Essentially, binge eating disorder can make you obese, but not everyone who is obese has binge eating disorder. See http://kidshealth.org/parent/growth/feeding/binge_eating.html, discussing the prevalence of BED in nonobese kids.
Yoga for Addictions
Its widely known in the yoga community that Yoga can be helpful to those in recovery from drug and alcohol addiction. As reported in the Yoga Journal, http://www.yogajournal.com/practice/679?print=1, Mary Margaret Frederick, Ph.D states “addicts are profoundly out of control internally. They have knee-jerk panic reactions and tempers. The will and determination yoga requires helps people regain control over their body and their mind.”

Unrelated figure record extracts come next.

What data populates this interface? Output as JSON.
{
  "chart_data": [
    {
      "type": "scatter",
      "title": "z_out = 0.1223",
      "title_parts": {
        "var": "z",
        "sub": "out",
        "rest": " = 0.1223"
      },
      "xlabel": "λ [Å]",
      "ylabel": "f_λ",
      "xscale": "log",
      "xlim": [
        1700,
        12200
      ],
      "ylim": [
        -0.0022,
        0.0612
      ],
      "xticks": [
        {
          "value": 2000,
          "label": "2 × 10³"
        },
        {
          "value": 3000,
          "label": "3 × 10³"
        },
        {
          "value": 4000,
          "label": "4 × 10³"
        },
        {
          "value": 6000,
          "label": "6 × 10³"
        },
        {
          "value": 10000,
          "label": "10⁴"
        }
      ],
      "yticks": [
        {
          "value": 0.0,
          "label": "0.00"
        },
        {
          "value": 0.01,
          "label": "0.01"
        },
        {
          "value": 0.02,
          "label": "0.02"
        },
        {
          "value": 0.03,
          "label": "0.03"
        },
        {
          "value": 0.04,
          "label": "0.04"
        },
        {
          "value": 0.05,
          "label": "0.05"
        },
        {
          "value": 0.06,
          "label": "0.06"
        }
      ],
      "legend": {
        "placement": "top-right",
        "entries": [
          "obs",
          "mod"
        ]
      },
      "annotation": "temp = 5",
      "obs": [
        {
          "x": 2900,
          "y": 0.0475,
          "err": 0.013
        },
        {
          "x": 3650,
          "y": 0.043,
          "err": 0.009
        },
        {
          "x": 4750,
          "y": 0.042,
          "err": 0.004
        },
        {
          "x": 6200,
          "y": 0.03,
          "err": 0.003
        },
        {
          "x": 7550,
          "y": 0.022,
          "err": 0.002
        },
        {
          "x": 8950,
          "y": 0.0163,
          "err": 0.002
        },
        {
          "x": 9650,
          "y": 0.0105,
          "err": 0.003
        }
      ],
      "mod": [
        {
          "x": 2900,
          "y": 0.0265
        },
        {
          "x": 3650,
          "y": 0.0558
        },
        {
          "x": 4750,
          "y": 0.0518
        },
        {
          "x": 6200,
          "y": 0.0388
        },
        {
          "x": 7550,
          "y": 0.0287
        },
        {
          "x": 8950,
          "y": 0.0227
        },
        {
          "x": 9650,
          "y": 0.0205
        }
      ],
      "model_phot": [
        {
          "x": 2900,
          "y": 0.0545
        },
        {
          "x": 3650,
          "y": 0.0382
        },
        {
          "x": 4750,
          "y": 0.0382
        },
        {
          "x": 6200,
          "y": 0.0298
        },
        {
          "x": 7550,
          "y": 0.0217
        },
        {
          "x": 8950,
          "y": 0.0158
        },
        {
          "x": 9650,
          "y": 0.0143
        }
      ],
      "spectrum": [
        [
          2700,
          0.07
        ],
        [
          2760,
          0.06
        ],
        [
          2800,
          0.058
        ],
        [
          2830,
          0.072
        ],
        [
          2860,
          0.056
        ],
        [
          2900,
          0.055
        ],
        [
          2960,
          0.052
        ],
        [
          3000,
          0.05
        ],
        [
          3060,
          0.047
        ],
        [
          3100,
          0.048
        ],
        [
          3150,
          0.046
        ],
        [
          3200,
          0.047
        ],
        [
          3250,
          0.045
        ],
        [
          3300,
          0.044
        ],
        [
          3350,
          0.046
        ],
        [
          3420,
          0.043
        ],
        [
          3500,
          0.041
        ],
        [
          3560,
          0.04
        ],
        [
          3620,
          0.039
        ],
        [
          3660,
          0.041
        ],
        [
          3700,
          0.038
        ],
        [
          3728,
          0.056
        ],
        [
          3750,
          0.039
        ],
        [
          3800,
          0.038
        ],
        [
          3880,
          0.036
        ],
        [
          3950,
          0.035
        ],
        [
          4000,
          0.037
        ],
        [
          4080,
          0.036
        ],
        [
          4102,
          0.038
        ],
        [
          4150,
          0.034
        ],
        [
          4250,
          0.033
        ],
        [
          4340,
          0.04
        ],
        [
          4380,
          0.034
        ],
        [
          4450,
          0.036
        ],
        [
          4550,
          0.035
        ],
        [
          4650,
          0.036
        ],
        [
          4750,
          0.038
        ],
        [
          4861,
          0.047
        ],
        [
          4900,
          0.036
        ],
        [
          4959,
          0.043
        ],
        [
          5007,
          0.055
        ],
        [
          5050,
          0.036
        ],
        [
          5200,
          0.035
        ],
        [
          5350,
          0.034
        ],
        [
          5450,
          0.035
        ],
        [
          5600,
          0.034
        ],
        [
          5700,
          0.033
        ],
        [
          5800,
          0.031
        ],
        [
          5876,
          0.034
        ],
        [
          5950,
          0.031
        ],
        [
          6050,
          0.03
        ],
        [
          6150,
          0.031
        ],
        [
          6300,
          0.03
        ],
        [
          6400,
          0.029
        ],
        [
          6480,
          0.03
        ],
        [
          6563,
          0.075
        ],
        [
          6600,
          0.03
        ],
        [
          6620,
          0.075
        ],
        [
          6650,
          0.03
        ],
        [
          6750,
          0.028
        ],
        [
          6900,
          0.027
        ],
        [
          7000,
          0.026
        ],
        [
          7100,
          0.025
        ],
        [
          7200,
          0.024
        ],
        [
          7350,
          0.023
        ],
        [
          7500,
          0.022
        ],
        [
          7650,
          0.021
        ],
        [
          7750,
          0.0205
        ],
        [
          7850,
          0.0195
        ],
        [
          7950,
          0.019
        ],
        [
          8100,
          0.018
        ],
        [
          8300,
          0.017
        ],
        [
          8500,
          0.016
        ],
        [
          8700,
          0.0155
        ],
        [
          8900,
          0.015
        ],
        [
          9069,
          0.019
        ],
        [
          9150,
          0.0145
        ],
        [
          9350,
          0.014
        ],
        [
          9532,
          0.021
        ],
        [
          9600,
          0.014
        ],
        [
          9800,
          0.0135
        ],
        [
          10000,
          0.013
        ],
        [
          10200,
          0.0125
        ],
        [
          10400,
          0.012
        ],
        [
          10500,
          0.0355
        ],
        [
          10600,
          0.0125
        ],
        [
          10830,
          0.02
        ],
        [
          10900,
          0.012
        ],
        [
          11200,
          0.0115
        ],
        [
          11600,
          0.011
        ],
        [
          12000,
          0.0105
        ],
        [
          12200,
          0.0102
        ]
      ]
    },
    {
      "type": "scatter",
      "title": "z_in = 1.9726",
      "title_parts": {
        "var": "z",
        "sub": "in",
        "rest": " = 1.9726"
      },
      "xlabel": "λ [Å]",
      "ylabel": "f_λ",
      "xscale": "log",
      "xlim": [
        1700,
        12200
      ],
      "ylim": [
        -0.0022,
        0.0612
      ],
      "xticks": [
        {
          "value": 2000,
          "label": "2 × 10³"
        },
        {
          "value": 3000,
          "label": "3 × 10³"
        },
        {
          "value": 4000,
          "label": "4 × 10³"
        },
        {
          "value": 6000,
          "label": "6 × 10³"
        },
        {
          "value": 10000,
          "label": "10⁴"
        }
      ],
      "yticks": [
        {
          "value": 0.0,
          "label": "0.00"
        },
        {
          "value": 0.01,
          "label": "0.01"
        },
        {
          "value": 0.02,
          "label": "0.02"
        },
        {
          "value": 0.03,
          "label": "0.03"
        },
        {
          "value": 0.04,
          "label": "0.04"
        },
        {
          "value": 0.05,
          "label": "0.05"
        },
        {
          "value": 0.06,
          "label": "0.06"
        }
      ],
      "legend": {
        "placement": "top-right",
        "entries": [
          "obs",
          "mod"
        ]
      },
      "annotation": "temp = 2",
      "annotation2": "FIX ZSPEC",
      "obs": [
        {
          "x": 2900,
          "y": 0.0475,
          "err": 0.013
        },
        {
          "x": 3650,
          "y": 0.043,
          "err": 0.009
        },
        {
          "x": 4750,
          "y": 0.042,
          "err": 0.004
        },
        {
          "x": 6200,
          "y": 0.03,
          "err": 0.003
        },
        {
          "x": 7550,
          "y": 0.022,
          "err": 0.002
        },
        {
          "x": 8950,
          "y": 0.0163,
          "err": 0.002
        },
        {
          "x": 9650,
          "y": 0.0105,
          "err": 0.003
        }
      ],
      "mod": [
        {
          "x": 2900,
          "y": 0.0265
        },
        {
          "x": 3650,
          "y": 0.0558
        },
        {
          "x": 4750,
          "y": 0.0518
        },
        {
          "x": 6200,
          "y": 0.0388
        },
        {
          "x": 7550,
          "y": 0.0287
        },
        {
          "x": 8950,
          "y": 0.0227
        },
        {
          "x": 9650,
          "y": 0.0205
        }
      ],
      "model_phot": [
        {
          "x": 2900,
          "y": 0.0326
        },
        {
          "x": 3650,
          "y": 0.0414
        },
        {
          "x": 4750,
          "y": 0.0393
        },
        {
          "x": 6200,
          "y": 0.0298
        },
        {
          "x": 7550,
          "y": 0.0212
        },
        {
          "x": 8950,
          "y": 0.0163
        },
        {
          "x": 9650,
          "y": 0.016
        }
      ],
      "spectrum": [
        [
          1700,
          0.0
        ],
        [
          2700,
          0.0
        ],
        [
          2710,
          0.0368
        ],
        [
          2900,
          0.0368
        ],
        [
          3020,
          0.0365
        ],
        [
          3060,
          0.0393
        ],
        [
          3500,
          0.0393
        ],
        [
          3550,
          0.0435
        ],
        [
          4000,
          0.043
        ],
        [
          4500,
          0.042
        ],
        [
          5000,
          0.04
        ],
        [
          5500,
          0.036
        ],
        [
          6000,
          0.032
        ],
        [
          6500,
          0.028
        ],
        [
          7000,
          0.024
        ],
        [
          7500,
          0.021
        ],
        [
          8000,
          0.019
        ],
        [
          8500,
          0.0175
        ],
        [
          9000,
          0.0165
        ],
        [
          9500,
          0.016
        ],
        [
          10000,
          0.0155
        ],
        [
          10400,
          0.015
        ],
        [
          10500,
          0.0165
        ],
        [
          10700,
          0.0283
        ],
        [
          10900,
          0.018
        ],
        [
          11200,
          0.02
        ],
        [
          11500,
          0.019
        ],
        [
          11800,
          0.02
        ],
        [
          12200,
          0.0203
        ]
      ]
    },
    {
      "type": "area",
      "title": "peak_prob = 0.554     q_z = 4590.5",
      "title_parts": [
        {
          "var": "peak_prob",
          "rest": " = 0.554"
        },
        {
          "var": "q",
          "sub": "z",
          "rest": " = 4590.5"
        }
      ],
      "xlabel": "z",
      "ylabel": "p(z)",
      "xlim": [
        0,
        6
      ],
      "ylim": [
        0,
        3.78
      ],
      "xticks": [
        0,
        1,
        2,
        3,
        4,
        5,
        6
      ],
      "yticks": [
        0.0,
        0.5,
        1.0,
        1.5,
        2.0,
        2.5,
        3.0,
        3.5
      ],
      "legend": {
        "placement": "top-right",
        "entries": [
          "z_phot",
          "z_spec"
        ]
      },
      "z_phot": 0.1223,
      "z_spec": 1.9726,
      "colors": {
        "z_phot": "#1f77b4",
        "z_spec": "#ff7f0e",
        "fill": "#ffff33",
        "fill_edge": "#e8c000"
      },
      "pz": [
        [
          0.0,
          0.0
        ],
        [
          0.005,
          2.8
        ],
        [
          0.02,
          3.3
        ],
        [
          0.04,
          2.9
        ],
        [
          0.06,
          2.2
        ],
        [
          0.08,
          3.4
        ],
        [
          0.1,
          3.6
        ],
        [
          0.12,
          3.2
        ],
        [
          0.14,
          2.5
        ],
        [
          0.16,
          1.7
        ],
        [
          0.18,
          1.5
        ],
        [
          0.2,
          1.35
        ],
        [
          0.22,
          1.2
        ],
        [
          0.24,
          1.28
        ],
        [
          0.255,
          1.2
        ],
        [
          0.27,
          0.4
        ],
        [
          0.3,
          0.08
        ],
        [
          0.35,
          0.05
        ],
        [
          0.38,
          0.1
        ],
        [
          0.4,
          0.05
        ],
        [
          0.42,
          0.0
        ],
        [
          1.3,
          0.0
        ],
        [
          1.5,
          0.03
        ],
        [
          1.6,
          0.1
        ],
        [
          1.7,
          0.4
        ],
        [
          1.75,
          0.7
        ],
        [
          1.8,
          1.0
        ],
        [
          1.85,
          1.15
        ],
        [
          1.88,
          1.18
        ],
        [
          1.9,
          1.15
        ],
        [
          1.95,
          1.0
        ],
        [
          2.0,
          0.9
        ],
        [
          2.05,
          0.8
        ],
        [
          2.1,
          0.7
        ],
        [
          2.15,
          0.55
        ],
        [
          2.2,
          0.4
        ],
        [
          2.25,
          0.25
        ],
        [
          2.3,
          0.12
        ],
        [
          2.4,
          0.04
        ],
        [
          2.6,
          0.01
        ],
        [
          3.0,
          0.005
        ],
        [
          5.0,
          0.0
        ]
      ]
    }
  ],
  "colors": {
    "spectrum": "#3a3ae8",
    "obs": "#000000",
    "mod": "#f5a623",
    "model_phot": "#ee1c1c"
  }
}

But that seems a bit simplistic, doesn’t it?
The Yoga Journal article goes on to state that “Journal of Alternative Therapies that found yoga to be useful in addiction treatment. Based on a randomized clinical trial using yoga at a methadone clinic in Boston, the study revealed that in a group setting yoga was just as effective as traditional psycho-dynamic group therapy.”
I still feel like that’s not getting at the heart of why yoga works for dealing with addictions.
“Aruni Nan Futuronsky, the director of retreat and renewal at the Kripalu Center for Yoga & Health, teaches a program called “Yoga of Recovery‹12-Step Spirituality” because she believes yoga and the 12 steps complement each other. She points out that the second step acknowledges a power greater than ourselves and the 11th step dictates meditation and prayer: “I see addiction as the ultimate disconnection from the body. Yoga philosophy teaches us about addiction when it teaches us about running from sensations in the body.“” As reported in the Yoga Journal.
Yoga for BED.
The relevance then, for yoga for BED is that it assists in learning not only to FEEL the body’s sensations, but what to do when those sensations aren’t comfortable. How to moderate the breath when a situation becomes complex, scary or uncomfortable. It teaches us, while holding positions that have activated the muscles, or while balancing, that we are strong, we are loved and we are loving. All while feeling slightly off center, or vulnerable, or even well, “like a geek” as one student put it.